I have mixed feelings about this book, which I am pretty sure is exactly the idea. Like other Cormac McCarthy books, the prose in Blood Meridian is great, as long as you can tolerate lots of arcane and antiquated uses for words and don’t require frivolous punctuation like quotation marks and apostrophes. The book is full of evocative descriptions of the desert southwest, from the details of tiny Mexican villages to the size and desolation of the desert. However, that same gorgeous prose is used to describe some of the nastiest violence and depravity that I’ve ever read, so it is absolutely not a joy to read.
The book follows The Kid, who wanders west in the 1840s and gets caught up in a gang of men roving the Mexican border killing and scalping Indians. They quickly realize that it’s awfully hard to tell whether a scalp comes from an Apache or a Mexican, and end up just killing indiscriminately.
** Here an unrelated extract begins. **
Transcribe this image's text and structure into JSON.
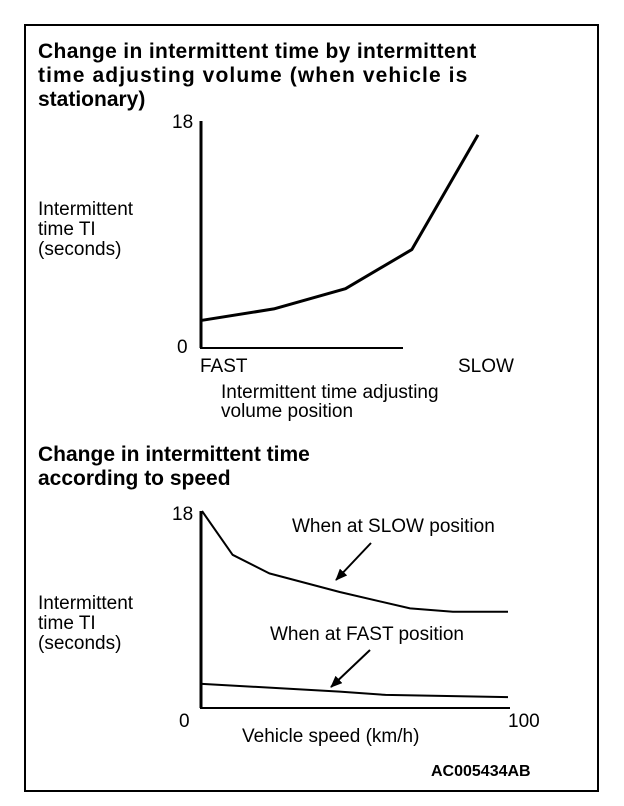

They go from being hailed as heroes to hunted as monsters.
As far as plot and characters go, this book is pretty weak. The plot is pretty repetitive, and in some places barely makes sense, and most characters are little more than names. In fact, most don’t even have names. Even the Kid, technically the main character, is basically only there to provide a point of view on the events. The only real character is The Judge, fascinating and monstrous both in physical bearing and in deed, who by the end of the book is revealed to be more a symbol than an actual character. The whole book, even though it is based on real historical events, is written in such a way that it feels freighted with symbolism and half-perceived meaning.
When you get down to it, this is less a novel than a treatise on the human love of violence in the guise of a novel so that it is more “palatable” (which, to be sure, is a generous term to use for this book). It is a sort of dialog between the author and the reader that goes like this:
Author: Do you like westerns? Cowboys and Indians? You like the idea of a past when men were men and the frontier was there to be settled by those who could handle its hardships?
Reader: Yes, that sounds great!
Author: Ok, here you go.
Reader: Oh. No, no, that’s horrible! So much death and cruelty. And really, dead babies too? Was that necessary? Why are you showing me this?
Author: You say it’s horrible, but you’re still reading.
Reader: Well, there is some great writing here. But there’s something wrong with you.
Author: The reader dost protest too much, methinks. I think you like it. I think you know you’re supposed to say you hate this but it also excites you. If there’s something wrong here, is it with me, or with you? Or both of us?
This is not a fun book. Both the plot and the characters are lacking. But despite that, having had a few days to reflect on it, I think this is a very good book because it forces the reader to have that internal conversation. This book would probably reveal hidden symbolism and meaning with a second read through, but I don’t have the stomach for it. Heck, I don’t blame people who can’t make it through a first reading. It is not for everyone. You don’t read this for fun, but if you do read it, it sticks with you and makes you think.